Quanto paghereste per dormire con moglie e suocera? Insigne 350mila euro

Insigne paga per dormire a casa. Noi, comuni mortali, pagheremmo per andare in ritiro

“Amore, mo’ che torni a casa ricordati di buttare la spazzatura, che il mangiapannolini s’è riempito. Ti ho lasciato un trancio di pizza surgelato, non fare rumore quando entri che si svegliano i bambini”.

Quando una persona qualunque finisce di giocare al San Paolo una partita di Champions, torna nello spogliatoio, accende il cellulare e trova 37 vocali: 13 della moglie, 17 della mamma in pensiero perché non risponde mai (“te la sei messa la maglia della salute sotto la divisa ufficiale di giuoco?”), 5 dell’amante incazzata e 2 del cane che lo aspetta a casa per andare a fare i suoi bisogni. Entra Edo De Laurentiis e annuncia che si torna in ritiro. La persona qualunque lo abbraccia forte, si commuove e gli bacia le mani.

Le persone comuni si chiamano Gaetano, ma di nome. E quei 625 euro di multa che sono toccati anche al giovane centrocampista del Napoli, li pagherebbero volentieri per una notte in un albergo di lusso, da soli, un po’ di Playstation e poi 8 ore di sonno filate. Senza rumori, senza pianti, senza febbri, senza sveglie alle 6, che piove e la metro non funziona un’altra volta.

Il signor Gaetano, nella vita vera, se si rifiuta di andare in ritiro con la squadra una sera di novembre del 2019, riceverà l’avviso di pagamento della multa nel 2023, con mora e spese di notifica. Già pagare così, senza manco una cartella esattoriale da ritirare alla Poste, un rateizzo, è un po’ snob. Non è socialmente accettabile.

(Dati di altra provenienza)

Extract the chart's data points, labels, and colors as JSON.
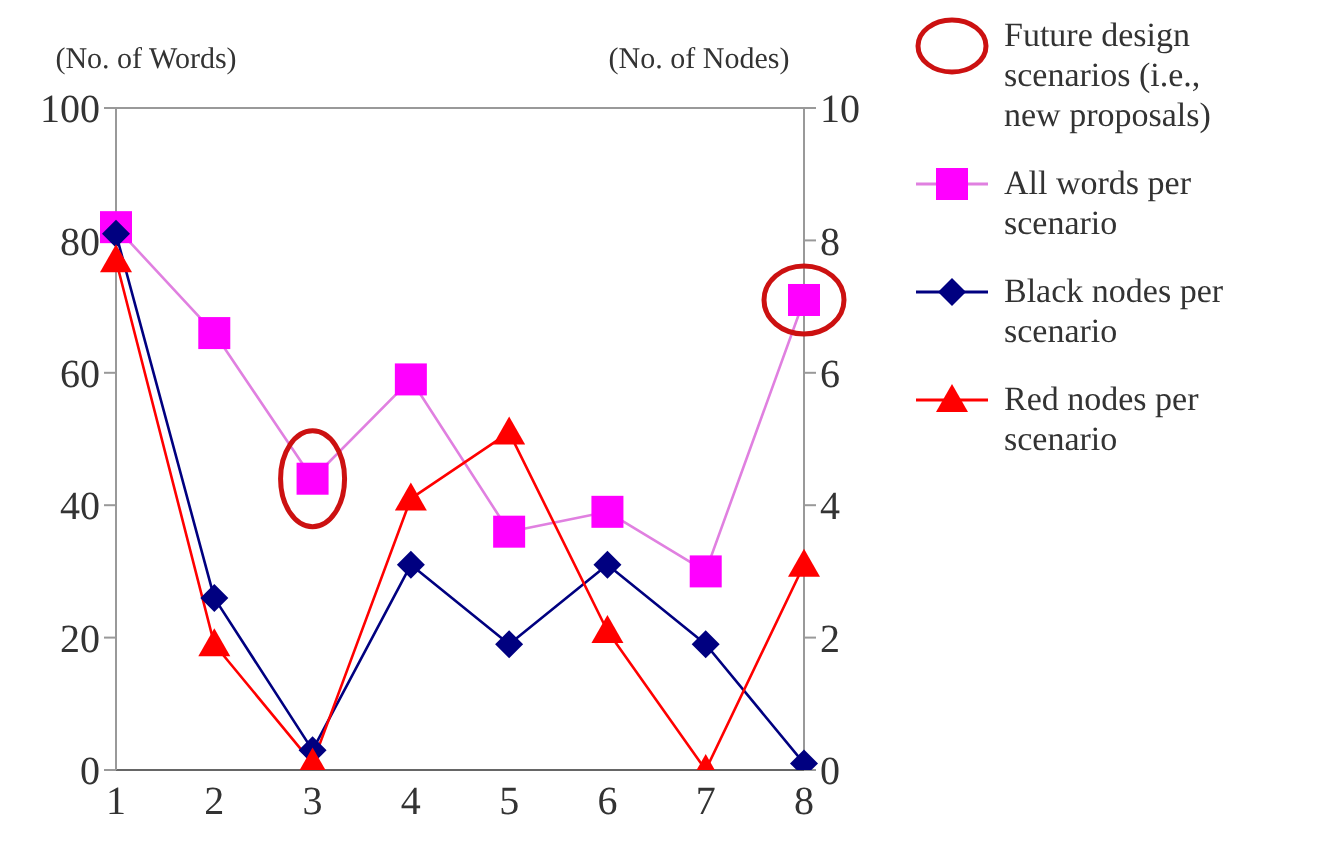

Il populismo funziona esattamente così: il distacco dalla realtà non è nelle cifre  (quelle sono relative, la morale c’entra poco) è nella sostanza delle cose. Le costrizioni, anche le più dorate, alla lunga sviliscono per principio.

Per dormire a casa sua una notte in più Lorenzo Insigne ha pagato – pagherà – 354.583 euro. Pare scontato che il capitano non andrà mai più in albergo in vita sua. Figurarsi pernottare a Liverpool per stare vicino ai compagni di ammutinamento. Insigne le sue notti in famiglia se l’è conquistate da vero eroe della rivoluzione: affronta le conseguenze ma non molla. I veri leader fanno così, danno l’esempio. E si scelgono le battaglie.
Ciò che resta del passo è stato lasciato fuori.